Heller and Frank purchase foreclosures in middle-income neighborhoods after the lender has taken the property back from the defaulting owner. They then sell the homes to lease-purchase tenants, making a 35% to 40% return on each investment. This process allows them to make money by buying properties at 10% to 20% below fair market value, charge fair market rental rates that are 25% to 50% greater than the mortgage payments, and then sell after about three years.
Heller suggests locating foreclosures by driving around and looking for bank-owned properties, calling mortgage companies directly, or working with realtors. “We buy residential real estate — everybody needs a place to live,” he says.

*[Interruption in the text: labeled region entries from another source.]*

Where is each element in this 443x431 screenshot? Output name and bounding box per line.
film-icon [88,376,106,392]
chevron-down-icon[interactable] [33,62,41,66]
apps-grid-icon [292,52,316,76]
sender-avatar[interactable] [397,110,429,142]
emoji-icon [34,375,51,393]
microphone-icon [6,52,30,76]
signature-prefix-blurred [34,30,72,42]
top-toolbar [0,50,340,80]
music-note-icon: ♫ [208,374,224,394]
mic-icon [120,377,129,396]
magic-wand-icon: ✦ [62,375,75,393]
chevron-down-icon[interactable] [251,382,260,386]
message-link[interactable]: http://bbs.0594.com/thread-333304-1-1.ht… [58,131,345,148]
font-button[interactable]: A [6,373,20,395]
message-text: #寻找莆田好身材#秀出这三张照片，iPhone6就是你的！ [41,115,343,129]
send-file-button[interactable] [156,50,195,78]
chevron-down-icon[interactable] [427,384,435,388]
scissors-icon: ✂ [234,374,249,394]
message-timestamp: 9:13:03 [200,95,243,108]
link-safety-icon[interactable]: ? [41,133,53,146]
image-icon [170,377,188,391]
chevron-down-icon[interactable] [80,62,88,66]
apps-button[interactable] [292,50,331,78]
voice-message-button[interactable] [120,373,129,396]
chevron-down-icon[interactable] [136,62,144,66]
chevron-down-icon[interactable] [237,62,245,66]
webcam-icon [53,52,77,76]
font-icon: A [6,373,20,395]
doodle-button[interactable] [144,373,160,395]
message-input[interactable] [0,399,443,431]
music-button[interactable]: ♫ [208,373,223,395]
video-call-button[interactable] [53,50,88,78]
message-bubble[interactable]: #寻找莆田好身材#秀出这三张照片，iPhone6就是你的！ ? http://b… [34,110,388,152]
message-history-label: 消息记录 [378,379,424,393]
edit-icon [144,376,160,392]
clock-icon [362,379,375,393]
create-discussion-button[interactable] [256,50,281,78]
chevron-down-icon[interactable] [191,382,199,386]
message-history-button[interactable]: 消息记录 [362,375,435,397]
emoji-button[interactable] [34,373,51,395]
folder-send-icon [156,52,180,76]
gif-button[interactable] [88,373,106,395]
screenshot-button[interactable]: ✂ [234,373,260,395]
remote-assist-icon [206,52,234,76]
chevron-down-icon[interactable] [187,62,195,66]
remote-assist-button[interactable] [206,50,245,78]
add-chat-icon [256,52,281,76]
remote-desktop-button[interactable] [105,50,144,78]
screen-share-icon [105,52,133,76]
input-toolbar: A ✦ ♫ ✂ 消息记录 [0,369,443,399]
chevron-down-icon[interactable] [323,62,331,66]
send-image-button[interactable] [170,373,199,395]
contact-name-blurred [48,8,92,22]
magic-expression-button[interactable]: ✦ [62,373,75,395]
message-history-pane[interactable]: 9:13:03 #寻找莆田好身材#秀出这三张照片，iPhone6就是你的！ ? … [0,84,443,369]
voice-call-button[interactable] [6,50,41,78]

Tony Horner invests in real estate differently. He was living paycheck to paycheck when he began real estate investing six years ago. He has since made $7 million and owns a Virginia-based business that he built without using any of his own money.
“I found people with money, found them deals, and didn’t have to put up any money to purchase property,” says Horner. He scours working-class neighborhoods for dilapidated housing, locates the property owners, and uses investors’ money to purchase and renovate the properties. He used phone books, tax records, and the Internet to find contact information for vacant property owners and met investors through his local real estate investment club or through referrals from realtors.
As Horner is an all-cash buyer, he must sell the properties fast in order to make money and repay his investors. He says there are many people willing to invest because he offers an excellent rate of return.
Despite their different methods, both Horner and Heller agree that doing your homework is key to investing. Heller cautions, “Be selective about the (real estate) seminars you attend to learn the business, read books, learn about a neighborhood, and find a niche. Get good at the process and then repeat it.”